Personal information
- Nationality: British (Northern Irish)
- Born: c.1911 Belfast, Northern Ireland

Sport
- Sport: Athletics
- Event(s): Pole vault, javelin, decathlon
- Club: Royal Ulster Constabulary

= John Clarke (pole vaulter) =

Northern Irish athlete

John James Stuart Clarke (c.1911 – date of death unknown) was a Northern Irish athlete who competed in the 1938 British Empire Games.

== Biography ==
Clarke was an all-round athlete competing in the pole vault, javelin and decathlon as a member of the athletic club of the Royal Ulster Constabulary and finished second in the 1936 Ulster pole vault championship. The following year he won the pole vault title at the same championships.

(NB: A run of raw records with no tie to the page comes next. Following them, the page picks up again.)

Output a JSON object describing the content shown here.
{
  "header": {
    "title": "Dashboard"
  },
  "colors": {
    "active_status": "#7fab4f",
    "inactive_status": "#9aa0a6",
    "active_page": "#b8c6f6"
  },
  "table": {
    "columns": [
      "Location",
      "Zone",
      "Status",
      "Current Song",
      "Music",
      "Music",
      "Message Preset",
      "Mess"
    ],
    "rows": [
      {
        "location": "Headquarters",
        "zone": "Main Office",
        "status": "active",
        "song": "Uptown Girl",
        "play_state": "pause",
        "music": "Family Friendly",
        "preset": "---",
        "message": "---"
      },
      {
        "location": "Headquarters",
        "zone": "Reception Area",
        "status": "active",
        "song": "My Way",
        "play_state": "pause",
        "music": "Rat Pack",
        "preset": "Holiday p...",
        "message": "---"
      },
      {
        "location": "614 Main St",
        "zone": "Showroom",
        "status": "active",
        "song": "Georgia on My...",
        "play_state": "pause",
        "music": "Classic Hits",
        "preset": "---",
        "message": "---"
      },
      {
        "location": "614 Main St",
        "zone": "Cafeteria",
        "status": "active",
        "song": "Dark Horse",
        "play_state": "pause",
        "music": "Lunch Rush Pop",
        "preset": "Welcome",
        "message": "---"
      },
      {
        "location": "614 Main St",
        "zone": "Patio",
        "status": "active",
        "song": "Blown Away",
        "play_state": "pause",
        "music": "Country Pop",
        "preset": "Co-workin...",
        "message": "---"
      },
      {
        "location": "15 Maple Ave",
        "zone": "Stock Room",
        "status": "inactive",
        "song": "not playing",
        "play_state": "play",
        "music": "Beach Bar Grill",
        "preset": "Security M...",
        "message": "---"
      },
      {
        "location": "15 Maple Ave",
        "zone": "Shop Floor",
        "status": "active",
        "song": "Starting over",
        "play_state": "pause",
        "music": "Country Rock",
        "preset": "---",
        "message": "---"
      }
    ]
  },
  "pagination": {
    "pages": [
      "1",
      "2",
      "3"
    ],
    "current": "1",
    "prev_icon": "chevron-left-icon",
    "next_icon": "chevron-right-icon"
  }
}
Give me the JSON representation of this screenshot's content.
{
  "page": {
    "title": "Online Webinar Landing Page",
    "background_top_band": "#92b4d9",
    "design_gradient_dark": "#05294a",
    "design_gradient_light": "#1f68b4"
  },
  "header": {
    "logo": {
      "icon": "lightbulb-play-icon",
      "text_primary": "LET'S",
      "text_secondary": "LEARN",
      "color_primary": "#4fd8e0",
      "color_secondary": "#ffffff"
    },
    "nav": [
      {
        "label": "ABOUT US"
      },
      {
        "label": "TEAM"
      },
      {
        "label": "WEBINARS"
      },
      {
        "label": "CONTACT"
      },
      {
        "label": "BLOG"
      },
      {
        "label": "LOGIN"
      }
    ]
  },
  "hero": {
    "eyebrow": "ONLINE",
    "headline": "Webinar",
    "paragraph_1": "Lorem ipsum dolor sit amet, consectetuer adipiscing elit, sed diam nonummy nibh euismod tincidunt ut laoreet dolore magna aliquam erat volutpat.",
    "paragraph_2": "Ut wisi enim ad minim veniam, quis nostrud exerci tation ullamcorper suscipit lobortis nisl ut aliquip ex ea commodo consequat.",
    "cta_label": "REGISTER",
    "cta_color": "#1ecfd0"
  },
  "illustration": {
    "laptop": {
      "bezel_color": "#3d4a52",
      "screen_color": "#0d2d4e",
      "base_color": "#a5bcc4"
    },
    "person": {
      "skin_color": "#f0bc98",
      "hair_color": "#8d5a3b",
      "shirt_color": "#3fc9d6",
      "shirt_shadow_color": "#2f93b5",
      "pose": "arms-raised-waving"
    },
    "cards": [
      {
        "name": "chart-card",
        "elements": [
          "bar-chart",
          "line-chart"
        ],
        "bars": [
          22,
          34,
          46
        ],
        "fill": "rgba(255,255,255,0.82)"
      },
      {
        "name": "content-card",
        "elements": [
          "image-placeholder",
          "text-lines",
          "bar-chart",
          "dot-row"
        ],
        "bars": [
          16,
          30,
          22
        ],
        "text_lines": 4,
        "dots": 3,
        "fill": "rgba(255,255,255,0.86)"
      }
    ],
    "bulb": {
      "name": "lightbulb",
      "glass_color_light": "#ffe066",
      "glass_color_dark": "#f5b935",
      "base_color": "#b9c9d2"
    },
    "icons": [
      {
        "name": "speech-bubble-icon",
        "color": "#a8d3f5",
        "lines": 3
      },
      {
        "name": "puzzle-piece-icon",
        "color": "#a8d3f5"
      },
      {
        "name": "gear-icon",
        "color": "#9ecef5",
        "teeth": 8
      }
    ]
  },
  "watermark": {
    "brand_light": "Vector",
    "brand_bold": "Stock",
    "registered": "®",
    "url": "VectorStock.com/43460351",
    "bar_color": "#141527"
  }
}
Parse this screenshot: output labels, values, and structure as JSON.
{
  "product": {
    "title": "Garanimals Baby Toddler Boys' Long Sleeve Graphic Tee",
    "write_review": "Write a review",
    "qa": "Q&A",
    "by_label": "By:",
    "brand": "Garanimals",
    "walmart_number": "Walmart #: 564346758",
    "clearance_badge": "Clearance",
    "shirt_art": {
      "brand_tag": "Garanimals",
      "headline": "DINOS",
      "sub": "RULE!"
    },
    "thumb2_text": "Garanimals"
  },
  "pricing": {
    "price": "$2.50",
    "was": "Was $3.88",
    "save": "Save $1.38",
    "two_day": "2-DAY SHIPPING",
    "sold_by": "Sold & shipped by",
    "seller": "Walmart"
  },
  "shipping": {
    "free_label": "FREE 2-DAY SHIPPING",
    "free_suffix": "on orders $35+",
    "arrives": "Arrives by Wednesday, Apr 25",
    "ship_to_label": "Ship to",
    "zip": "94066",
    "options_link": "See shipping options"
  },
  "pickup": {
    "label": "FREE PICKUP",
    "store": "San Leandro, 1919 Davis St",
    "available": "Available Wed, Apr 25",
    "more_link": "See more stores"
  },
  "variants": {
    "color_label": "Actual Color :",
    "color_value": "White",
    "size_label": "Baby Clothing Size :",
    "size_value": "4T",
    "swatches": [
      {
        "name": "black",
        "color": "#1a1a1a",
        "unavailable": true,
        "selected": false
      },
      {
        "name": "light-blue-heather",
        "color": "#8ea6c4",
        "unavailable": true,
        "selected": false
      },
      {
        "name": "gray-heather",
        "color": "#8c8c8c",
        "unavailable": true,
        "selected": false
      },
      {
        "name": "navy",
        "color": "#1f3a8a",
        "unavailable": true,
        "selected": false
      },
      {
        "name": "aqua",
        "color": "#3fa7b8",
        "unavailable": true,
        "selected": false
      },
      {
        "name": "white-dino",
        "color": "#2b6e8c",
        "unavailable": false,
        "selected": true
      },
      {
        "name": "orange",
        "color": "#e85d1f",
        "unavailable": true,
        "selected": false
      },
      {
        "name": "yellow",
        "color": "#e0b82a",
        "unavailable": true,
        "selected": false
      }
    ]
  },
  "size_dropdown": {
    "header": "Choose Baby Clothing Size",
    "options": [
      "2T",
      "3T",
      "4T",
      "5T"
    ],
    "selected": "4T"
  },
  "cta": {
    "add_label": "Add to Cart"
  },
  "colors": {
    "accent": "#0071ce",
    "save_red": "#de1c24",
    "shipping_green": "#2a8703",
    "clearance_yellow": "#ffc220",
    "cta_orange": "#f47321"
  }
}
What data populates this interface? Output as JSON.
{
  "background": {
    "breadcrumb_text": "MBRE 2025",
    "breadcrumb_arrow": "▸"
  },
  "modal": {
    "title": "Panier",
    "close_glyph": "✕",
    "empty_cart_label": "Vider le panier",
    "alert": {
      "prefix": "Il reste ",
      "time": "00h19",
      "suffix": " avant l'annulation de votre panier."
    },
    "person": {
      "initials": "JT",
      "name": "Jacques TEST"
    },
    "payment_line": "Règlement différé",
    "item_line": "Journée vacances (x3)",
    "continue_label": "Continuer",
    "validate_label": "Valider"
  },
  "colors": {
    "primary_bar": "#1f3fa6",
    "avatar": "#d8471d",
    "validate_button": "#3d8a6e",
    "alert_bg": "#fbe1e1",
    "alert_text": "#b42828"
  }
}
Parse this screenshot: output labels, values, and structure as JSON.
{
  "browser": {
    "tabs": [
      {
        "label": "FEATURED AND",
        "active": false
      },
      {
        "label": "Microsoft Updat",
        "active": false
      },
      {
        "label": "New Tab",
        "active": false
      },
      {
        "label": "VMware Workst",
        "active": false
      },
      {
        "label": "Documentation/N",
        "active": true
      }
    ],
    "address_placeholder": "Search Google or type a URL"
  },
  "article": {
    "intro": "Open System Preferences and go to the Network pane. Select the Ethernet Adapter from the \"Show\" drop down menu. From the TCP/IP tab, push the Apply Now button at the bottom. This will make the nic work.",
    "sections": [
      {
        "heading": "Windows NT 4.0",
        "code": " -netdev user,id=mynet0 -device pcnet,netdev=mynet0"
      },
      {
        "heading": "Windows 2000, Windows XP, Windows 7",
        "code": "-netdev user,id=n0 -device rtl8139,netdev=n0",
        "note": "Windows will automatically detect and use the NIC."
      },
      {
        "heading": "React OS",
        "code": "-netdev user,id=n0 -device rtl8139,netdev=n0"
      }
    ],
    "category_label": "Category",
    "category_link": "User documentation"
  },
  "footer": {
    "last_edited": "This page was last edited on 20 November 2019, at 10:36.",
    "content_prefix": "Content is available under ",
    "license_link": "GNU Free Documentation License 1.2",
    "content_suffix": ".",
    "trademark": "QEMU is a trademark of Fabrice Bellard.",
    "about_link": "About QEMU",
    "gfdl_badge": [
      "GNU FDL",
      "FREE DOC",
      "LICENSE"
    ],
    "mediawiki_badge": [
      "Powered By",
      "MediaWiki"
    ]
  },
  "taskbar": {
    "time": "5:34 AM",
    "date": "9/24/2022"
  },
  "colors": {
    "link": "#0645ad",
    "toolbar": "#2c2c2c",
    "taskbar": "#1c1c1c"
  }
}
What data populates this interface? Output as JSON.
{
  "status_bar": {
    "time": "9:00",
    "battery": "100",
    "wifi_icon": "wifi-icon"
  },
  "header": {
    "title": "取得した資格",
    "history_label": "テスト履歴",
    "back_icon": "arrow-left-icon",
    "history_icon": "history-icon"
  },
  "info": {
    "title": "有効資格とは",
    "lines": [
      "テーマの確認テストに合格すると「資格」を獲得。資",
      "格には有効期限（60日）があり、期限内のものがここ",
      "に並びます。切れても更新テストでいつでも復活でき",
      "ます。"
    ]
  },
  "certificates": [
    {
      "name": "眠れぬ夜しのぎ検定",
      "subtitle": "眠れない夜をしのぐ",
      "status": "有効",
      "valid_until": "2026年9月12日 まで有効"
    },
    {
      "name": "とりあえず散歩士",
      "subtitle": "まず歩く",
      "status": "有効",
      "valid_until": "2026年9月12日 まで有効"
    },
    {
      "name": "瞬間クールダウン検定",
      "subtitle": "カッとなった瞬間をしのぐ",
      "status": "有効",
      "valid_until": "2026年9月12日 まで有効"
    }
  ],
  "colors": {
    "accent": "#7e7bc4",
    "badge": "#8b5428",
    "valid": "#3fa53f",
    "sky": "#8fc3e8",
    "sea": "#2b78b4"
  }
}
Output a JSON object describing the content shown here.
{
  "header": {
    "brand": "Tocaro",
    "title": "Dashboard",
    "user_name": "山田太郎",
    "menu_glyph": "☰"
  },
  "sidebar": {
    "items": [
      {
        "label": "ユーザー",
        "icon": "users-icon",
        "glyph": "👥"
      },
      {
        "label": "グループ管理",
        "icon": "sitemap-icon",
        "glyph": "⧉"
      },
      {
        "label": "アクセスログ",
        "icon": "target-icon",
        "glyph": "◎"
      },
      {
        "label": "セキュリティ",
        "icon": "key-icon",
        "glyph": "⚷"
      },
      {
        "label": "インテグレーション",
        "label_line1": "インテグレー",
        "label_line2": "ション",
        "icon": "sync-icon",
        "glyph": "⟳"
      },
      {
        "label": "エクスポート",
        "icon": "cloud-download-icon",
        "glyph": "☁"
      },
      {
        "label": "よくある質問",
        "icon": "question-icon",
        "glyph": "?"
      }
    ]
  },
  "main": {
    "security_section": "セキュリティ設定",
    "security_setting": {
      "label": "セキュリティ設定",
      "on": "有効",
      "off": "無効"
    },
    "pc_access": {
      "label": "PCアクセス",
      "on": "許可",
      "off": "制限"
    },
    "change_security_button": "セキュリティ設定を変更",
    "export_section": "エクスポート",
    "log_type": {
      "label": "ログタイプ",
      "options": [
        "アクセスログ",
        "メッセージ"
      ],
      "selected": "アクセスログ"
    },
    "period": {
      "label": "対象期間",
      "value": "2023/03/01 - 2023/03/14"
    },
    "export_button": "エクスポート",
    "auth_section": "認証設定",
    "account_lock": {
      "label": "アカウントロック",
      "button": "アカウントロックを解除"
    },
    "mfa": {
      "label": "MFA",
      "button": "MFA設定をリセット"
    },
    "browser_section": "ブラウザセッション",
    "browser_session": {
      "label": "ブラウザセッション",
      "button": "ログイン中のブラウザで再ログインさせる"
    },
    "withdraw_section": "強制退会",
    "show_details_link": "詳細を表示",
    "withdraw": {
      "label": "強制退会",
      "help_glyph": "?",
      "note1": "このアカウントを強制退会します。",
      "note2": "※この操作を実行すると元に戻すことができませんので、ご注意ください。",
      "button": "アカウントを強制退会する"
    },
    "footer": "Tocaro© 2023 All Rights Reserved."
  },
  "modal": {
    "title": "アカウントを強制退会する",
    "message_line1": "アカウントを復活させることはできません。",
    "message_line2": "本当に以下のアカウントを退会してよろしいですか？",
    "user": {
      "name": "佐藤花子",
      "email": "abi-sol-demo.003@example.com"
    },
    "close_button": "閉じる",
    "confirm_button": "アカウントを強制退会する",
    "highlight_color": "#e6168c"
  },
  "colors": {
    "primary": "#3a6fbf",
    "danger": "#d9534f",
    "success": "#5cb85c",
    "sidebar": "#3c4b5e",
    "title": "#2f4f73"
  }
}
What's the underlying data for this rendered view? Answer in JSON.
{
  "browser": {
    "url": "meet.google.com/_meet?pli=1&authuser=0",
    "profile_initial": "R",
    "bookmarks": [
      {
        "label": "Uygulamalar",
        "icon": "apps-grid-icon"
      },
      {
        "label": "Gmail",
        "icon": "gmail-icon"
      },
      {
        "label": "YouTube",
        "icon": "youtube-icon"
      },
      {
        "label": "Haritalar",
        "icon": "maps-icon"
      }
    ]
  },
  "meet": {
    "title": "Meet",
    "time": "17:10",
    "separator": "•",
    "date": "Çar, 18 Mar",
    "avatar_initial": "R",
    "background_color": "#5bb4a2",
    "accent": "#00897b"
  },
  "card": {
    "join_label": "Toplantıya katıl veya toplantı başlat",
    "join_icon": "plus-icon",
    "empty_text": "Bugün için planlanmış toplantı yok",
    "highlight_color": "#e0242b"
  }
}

Clarke was one of only four athletes to represent Northern Ireland at the 1938 British Empire Games, partly due to a time of political change that saw the Irish Free State recently becoming Ireland. He took part in the athletics programme and specifically in the pole vault competition and the javelin throw event. At the times of the Games he was a constable with the Royal Ulster Constabulary and lived at 32 Ophir Gardens, Belfast.

After returning from the Games, Clarke participated in decathlon contests and retained his Ulster Pole vault title.

During World War II, Clarke was twice a champion of Ireland, in the javelin in 1943 and 1944 at the Irish Athletics Championships.